By Allan Wright (IDB) and Francisco A. Ramírez (Central Bank of the Dominican Republic)
The buildup of fiscal deficits and its subsequent escalation of national debt burdens during the last decade is one of the main characteristics of Central American and Caribbean economies.
A close analysis of the fiscal position of these developing economies shows that during the decade, there has been an important increase in the nominal gross public debt stock among some of these economies, and in some cases, a doubling.
Figure 1. Public debt as a percent of GDP in Central America and the Caribbean
Source: International Monetary Fund, World Economic Outlook.
With the increasing debt levels and, in most cases, low growth and weak macroeconomic fundamentals, developing regional economies are becoming more concerned about their ability to adequately service sovereign debt from lower fiscal surpluses and are faced with increasing possibilities of sovereign default risk.
What is the highest level of indebtedness that these economies can reach without compromising their fiscal limit?

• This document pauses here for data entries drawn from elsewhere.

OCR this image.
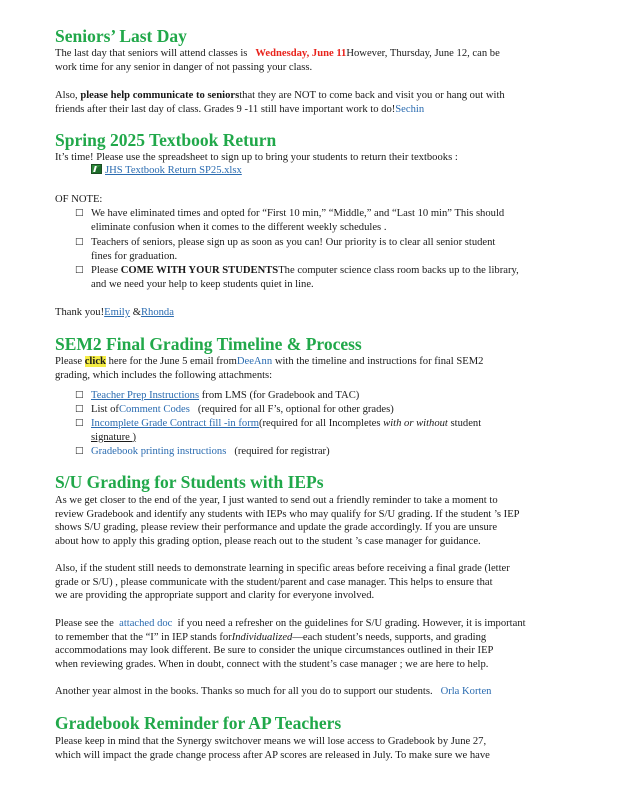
Seniors’ Last Day

The last day that seniors will attend classes is Wednesday, June 11However, Thursday, June 12, can be

work time for any senior in danger of not passing your class.

Also, please help communicate to seniorsthat they are NOT to come back and visit you or hang out with

friends after their last day of class. Grades 9 -11 still have important work to do!Sechin

Spring 2025 Textbook Return

It’s time! Please use the spreadsheet to sign up to bring your students to return their textbooks :

JHS Textbook Return SP25.xlsx
OF NOTE:
□ We have eliminated times and opted for “First 10 min,” “Middle,” and “Last 10 min” This should
eliminate confusion when it comes to the different weekly schedules .
□ Teachers of seniors, please sign up as soon as you can! Our priority is to clear all senior student
fines for graduation.
□ Please COME WITH YOUR STUDENTSThe computer science class room backs up to the library,
and we need your help to keep students quiet in line.
Thank you!Emily &Rhonda
SEM2 Final Grading Timeline & Process

Please click here for the June 5 email fromDeeAnn with the timeline and instructions for final SEM2

grading, which includes the following attachments:

□ Teacher Prep Instructions from LMS (for Gradebook and TAC)
□ List ofComment Codes (required for all F’s, optional for other grades)
□ Incomplete Grade Contract fill -in form(required for all Incompletes with or without student
signature )
□ Gradebook printing instructions (required for registrar)
S/U Grading for Students with IEPs

As we get closer to the end of the year, I just wanted to send out a friendly reminder to take a moment to

review Gradebook and identify any students with IEPs who may qualify for S/U grading. If the student ’s IEP

shows S/U grading, please review their performance and update the grade accordingly. If you are unsure

about how to apply this grading option, please reach out to the student ’s case manager for guidance.

Also, if the student still needs to demonstrate learning in specific areas before receiving a final grade (letter

grade or S/U) , please communicate with the student/parent and case manager. This helps to ensure that

we are providing the appropriate support and clarity for everyone involved.

Please see the attached doc if you need a refresher on the guidelines for S/U grading. However, it is important

to remember that the “I” in IEP stands forIndividualized—each student’s needs, supports, and grading

accommodations may look different. Be sure to consider the unique circumstances outlined in their IEP

when reviewing grades. When in doubt, connect with the student’s case manager ; we are here to help.

Another year almost in the books. Thanks so much for all you do to support our students. Orla Korten
Gradebook Reminder for AP Teachers

Please keep in mind that the Synergy switchover means we will lose access to Gradebook by June 27,

which will impact the grade change process after AP scores are released in July. To make sure we have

The question is an important starting point for these economies, specifically to understand how much debt they can accumulate given regional macroeconomic uncertainty and fiscal policies, and also in understanding at what point sovereign default risk increases when existing debt exceeds the fiscal limit.
This article uses an approach proposed by Bi et al (2010), to analyze the fiscal limits of these economies. This approach considers fiscal limits as dependent on economic conditions, becoming a useful tool for policy makers in discussing fiscal spaces in specific macroeconomic conjunctures.
From our analysis, we have observed that the highest amount of debt that these economies could reasonable service, taking into context their macroeconomic fundamentals, vary significantly across economies and is influenced by macroeconomic shocks.
We document evidence on the importance of term of trade shocks on debt limits determination. This shows that trade volatility in these small, open developing economies significantly impacted their ability to service sovereign debt.
Exchange rate flexibility also plays an important role in shaping the distribution of fiscal limits. Our simulation suggests that more flexible exchange rates narrow the distribution of the fiscal limit as macroeconomic shocks are managed by the economy through relative prices.
In terms of country estimations, within Central America, Panama had the highest derived fiscal limit, while Costa Rica and Honduras were simulated among the lowest. Among Caribbean economies, the Dominican Republic was among the lowest, while Trinidad and Tobago was among the highest.